Keeping your own image in mind
But since working people at home are also increasingly involved in digital communication in the form of conversations in front of laptop cameras, there is also a countertrend. Because you always have your own image in front of you, like looking in the mirror, especially since cameras don't benevolently disguise anything. Concealing cosmetic products with terms such as "blurring" and "pore-refining effect" in their names are then used more often. These promise an alert, fresh and more even complexion with smaller pores.

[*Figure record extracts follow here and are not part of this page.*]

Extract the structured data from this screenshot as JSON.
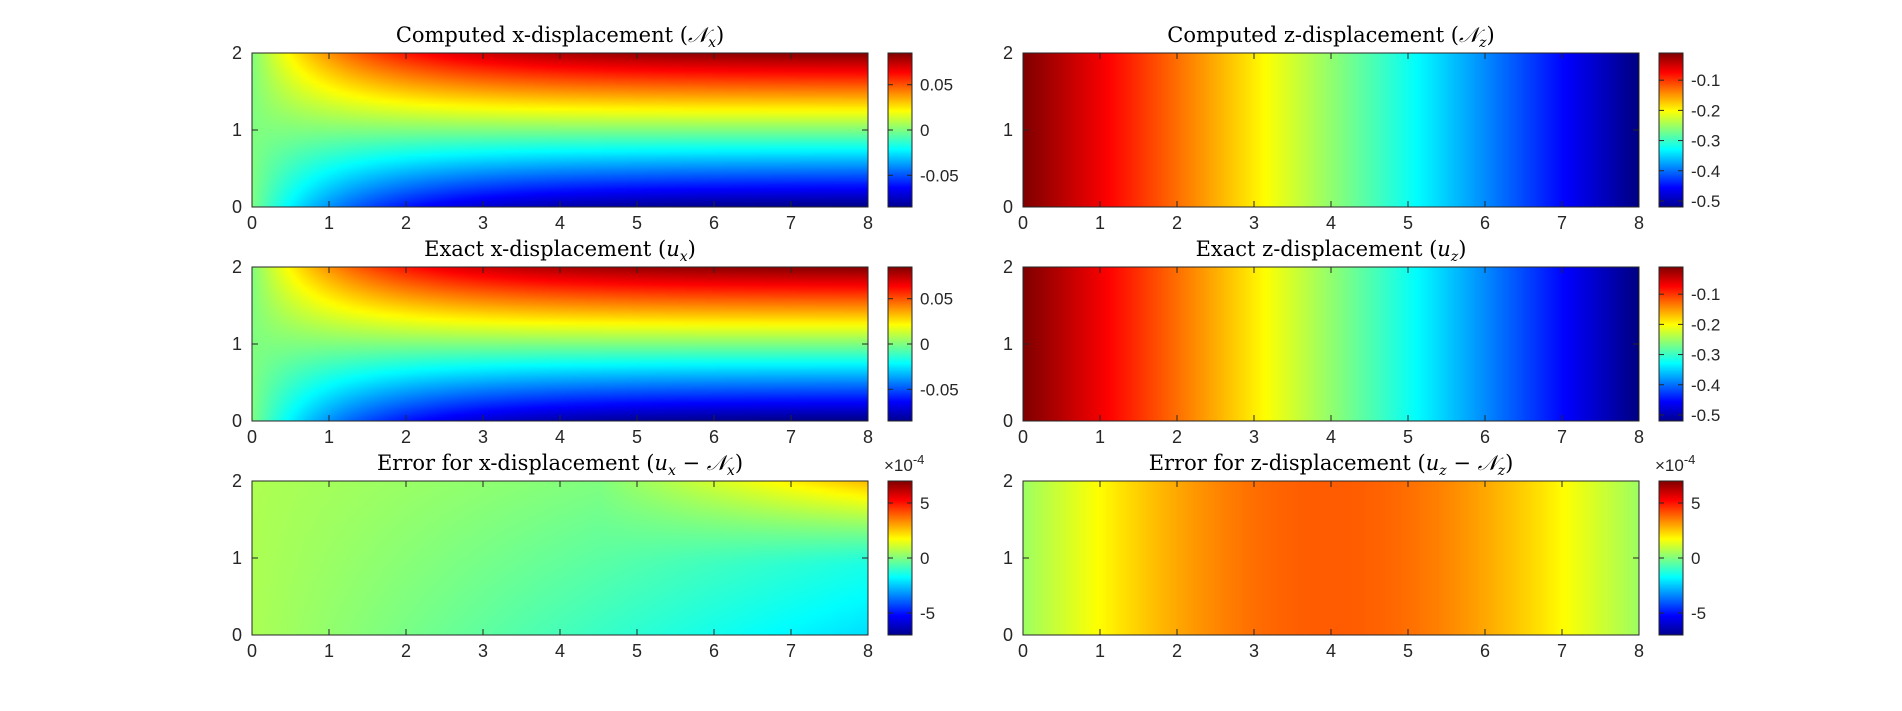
{
  "colors": {
    "colormap": "jet",
    "axis": "#262626",
    "background": "#ffffff"
  },
  "chart_data": [
    {
      "type": "heatmap",
      "title": "Computed x-displacement (𝒩x)",
      "title_parts": {
        "text": "Computed x-displacement (",
        "math_main": "𝒩",
        "math_sub": "x",
        "close": ")"
      },
      "x_ticks": [
        "0",
        "1",
        "2",
        "3",
        "4",
        "5",
        "6",
        "7",
        "8"
      ],
      "y_ticks": [
        "0",
        "1",
        "2"
      ],
      "xlim": [
        0,
        8
      ],
      "ylim": [
        0,
        2
      ],
      "field": "comp_x",
      "clim": [
        -0.085,
        0.085
      ],
      "colorbar_ticks": [
        {
          "value": -0.05,
          "label": "-0.05"
        },
        {
          "value": 0,
          "label": "0"
        },
        {
          "value": 0.05,
          "label": "0.05"
        }
      ],
      "exponent_label": null
    },
    {
      "type": "heatmap",
      "title": "Computed z-displacement (𝒩z)",
      "title_parts": {
        "text": "Computed z-displacement (",
        "math_main": "𝒩",
        "math_sub": "z",
        "close": ")"
      },
      "x_ticks": [
        "0",
        "1",
        "2",
        "3",
        "4",
        "5",
        "6",
        "7",
        "8"
      ],
      "y_ticks": [
        "0",
        "1",
        "2"
      ],
      "xlim": [
        0,
        8
      ],
      "ylim": [
        0,
        2
      ],
      "field": "comp_z",
      "clim": [
        -0.52,
        -0.01
      ],
      "colorbar_ticks": [
        {
          "value": -0.5,
          "label": "-0.5"
        },
        {
          "value": -0.4,
          "label": "-0.4"
        },
        {
          "value": -0.3,
          "label": "-0.3"
        },
        {
          "value": -0.2,
          "label": "-0.2"
        },
        {
          "value": -0.1,
          "label": "-0.1"
        }
      ],
      "exponent_label": null
    },
    {
      "type": "heatmap",
      "title": "Exact x-displacement (ux)",
      "title_parts": {
        "text": "Exact x-displacement (",
        "math_main": "u",
        "math_sub": "x",
        "close": ")"
      },
      "x_ticks": [
        "0",
        "1",
        "2",
        "3",
        "4",
        "5",
        "6",
        "7",
        "8"
      ],
      "y_ticks": [
        "0",
        "1",
        "2"
      ],
      "xlim": [
        0,
        8
      ],
      "ylim": [
        0,
        2
      ],
      "field": "exact_x",
      "clim": [
        -0.085,
        0.085
      ],
      "colorbar_ticks": [
        {
          "value": -0.05,
          "label": "-0.05"
        },
        {
          "value": 0,
          "label": "0"
        },
        {
          "value": 0.05,
          "label": "0.05"
        }
      ],
      "exponent_label": null
    },
    {
      "type": "heatmap",
      "title": "Exact z-displacement (uz)",
      "title_parts": {
        "text": "Exact z-displacement (",
        "math_main": "u",
        "math_sub": "z",
        "close": ")"
      },
      "x_ticks": [
        "0",
        "1",
        "2",
        "3",
        "4",
        "5",
        "6",
        "7",
        "8"
      ],
      "y_ticks": [
        "0",
        "1",
        "2"
      ],
      "xlim": [
        0,
        8
      ],
      "ylim": [
        0,
        2
      ],
      "field": "exact_z",
      "clim": [
        -0.52,
        -0.01
      ],
      "colorbar_ticks": [
        {
          "value": -0.5,
          "label": "-0.5"
        },
        {
          "value": -0.4,
          "label": "-0.4"
        },
        {
          "value": -0.3,
          "label": "-0.3"
        },
        {
          "value": -0.2,
          "label": "-0.2"
        },
        {
          "value": -0.1,
          "label": "-0.1"
        }
      ],
      "exponent_label": null
    },
    {
      "type": "heatmap",
      "title": "Error for x-displacement (ux − 𝒩x)",
      "title_parts": {
        "text": "Error for x-displacement (",
        "math_main": "u",
        "math_sub": "x",
        "minus": " − ",
        "math_main2": "𝒩",
        "math_sub2": "x",
        "close": ")"
      },
      "x_ticks": [
        "0",
        "1",
        "2",
        "3",
        "4",
        "5",
        "6",
        "7",
        "8"
      ],
      "y_ticks": [
        "0",
        "1",
        "2"
      ],
      "xlim": [
        0,
        8
      ],
      "ylim": [
        0,
        2
      ],
      "field": "err_x",
      "clim": [
        -7,
        7
      ],
      "colorbar_ticks": [
        {
          "value": -5,
          "label": "-5"
        },
        {
          "value": 0,
          "label": "0"
        },
        {
          "value": 5,
          "label": "5"
        }
      ],
      "exponent_label": {
        "base": "×10",
        "exp": "-4"
      }
    },
    {
      "type": "heatmap",
      "title": "Error for z-displacement (uz − 𝒩z)",
      "title_parts": {
        "text": "Error for z-displacement (",
        "math_main": "u",
        "math_sub": "z",
        "minus": " − ",
        "math_main2": "𝒩",
        "math_sub2": "z",
        "close": ")"
      },
      "x_ticks": [
        "0",
        "1",
        "2",
        "3",
        "4",
        "5",
        "6",
        "7",
        "8"
      ],
      "y_ticks": [
        "0",
        "1",
        "2"
      ],
      "xlim": [
        0,
        8
      ],
      "ylim": [
        0,
        2
      ],
      "field": "err_z",
      "clim": [
        -7,
        7
      ],
      "colorbar_ticks": [
        {
          "value": -5,
          "label": "-5"
        },
        {
          "value": 0,
          "label": "0"
        },
        {
          "value": 5,
          "label": "5"
        }
      ],
      "exponent_label": {
        "base": "×10",
        "exp": "-4"
      }
    }
  ]
}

But things are happening out there again: restaurants are open, theaters are playing again, people are dancing in the first clubs. Therefore, when going out, people are now paddling instead of messing around. "The relief of being able to move more freely again is also reflected in the make-up," says Boris Entrup. "Although the trend towards more complex make-up was already evident before the pandemic."
Strong and bushy
He means, for example, the bonds from the 1980s. "Blush is on the rise, eyeshadow is multicolored again," Entrup lists. And even the striking eyeliner mentioned and an emphasis on the eyebrows are part of it. "However, the eyebrows remain strong and bushy - not as narrow and precisely plucked as in the 80s."
Bright lips
And: Despite wearing a mask a lot, people like to make up their lips in intense, bright colors at the moment. "First you saw a lot of classic red, which was then replaced by bright pink," reports IKW expert Ricarda Zill. "Lipsticks with a glossy finish are back in fashion."

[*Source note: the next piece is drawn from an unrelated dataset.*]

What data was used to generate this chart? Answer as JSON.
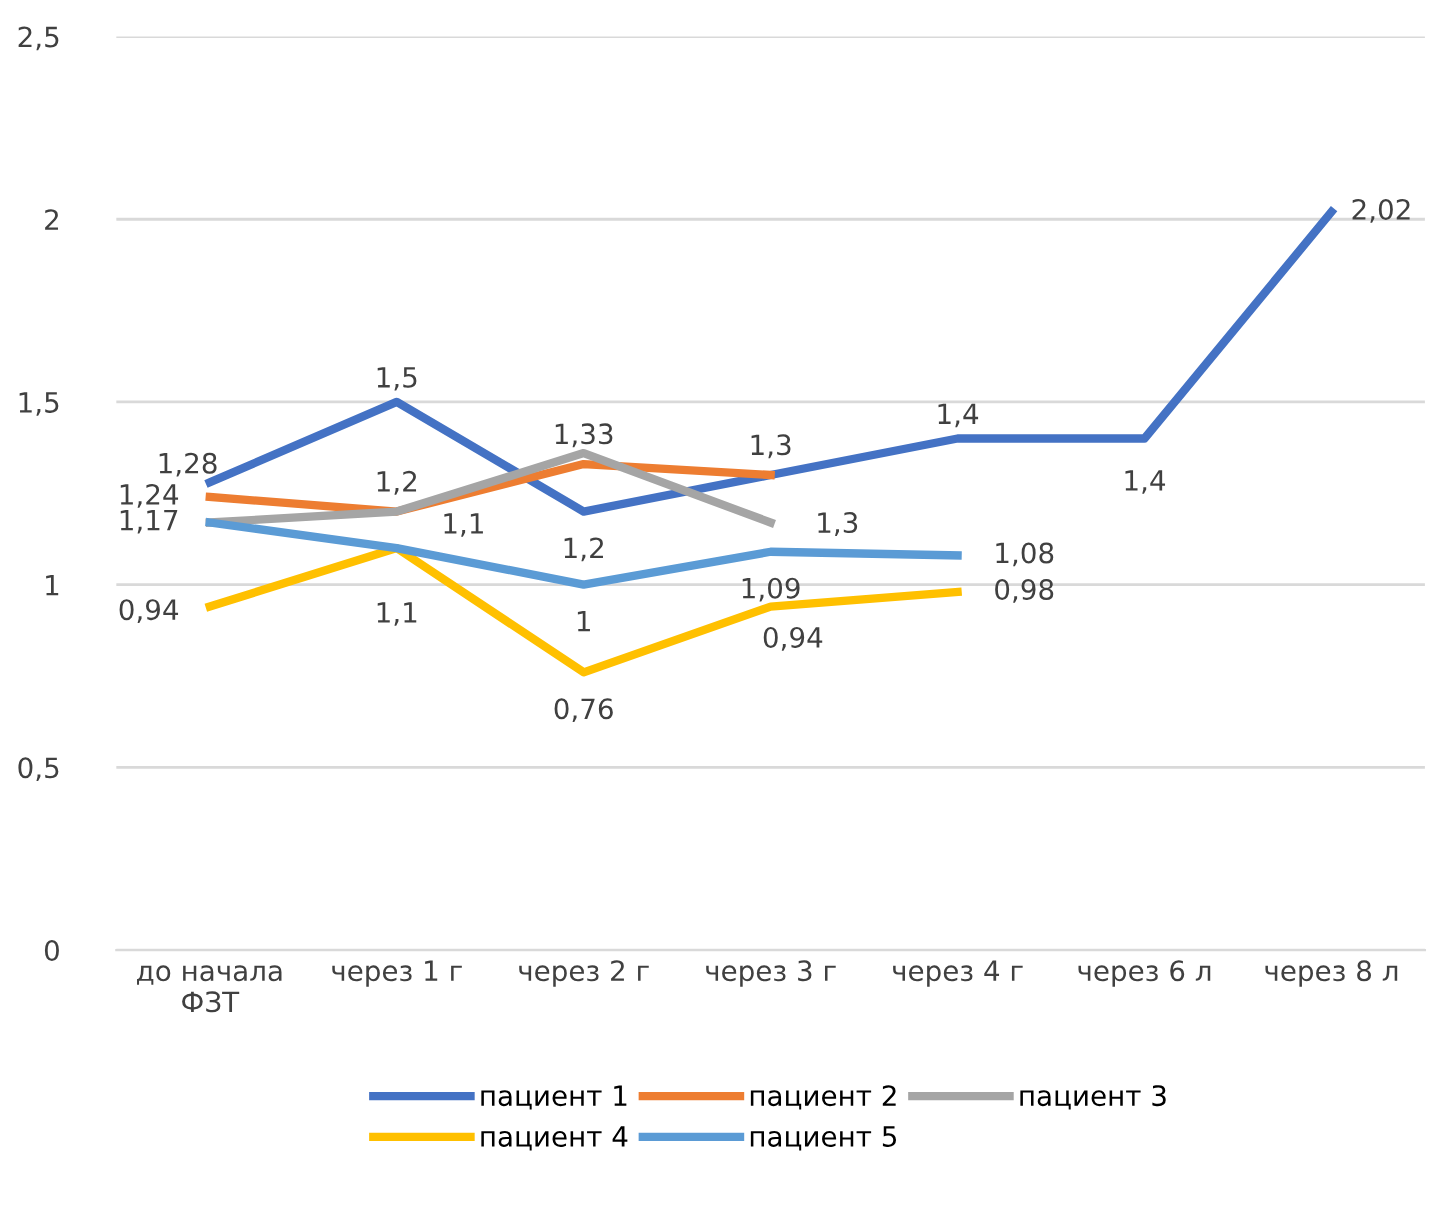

Who is wondering how this is supposed to work in combination with a mask? With long-lasting products that survive kissing and eating. Here the color is sealed with a cosmetic varnish, for example, so that it does not stick to the mask or clothing.
Speaking of which: you don't just put lipstick on, you eat it, so to speak. Anyone who applies make-up to their lips every day uses around five pencils a year - or 57 milligrams of colorant a day, according to Stiftung Warentest in its "test" magazine (11/2021 issue). This is based on calculations by the European Commission's Scientific Committee for Consumer Safety. And it is precisely this "consumption" that poses a health risk, according to the foundation.
Warentest found the whitening color pigment titanium dioxide in all of the 17 lipsticks tested, including in sticks that are sold as natural cosmetics. If this substance is swallowed regularly, a mutagenic effect cannot be ruled out. The genetic material of cells can be damaged under certain circumstances, possibly even causing cancer. In the test, none of the lipsticks received the rating “good”.
Criticism of the product testers
By the way: You don't just put lipstick on, you also eat it, so to speak. Anyone who applies make-up to their lips every day uses around five pencils a year - or 57 milligrams of colorant a day, according to Stiftung Warentest in its "test" magazine (11/2021 issue). This is based on calculations by the European Commission's Scientific Committee for Consumer Safety. And it is precisely this "consumption" that poses a health risk, according to the foundation.
Warentest found the whitening color pigment titanium dioxide in all of the 17 lipsticks tested, including in sticks that are sold as natural cosmetics. If this substance is swallowed regularly, a mutagenic effect cannot be ruled out. The genetic material of cells can be damaged under certain circumstances, possibly even causing cancer. In the test, none of the lipsticks received the rating “good”.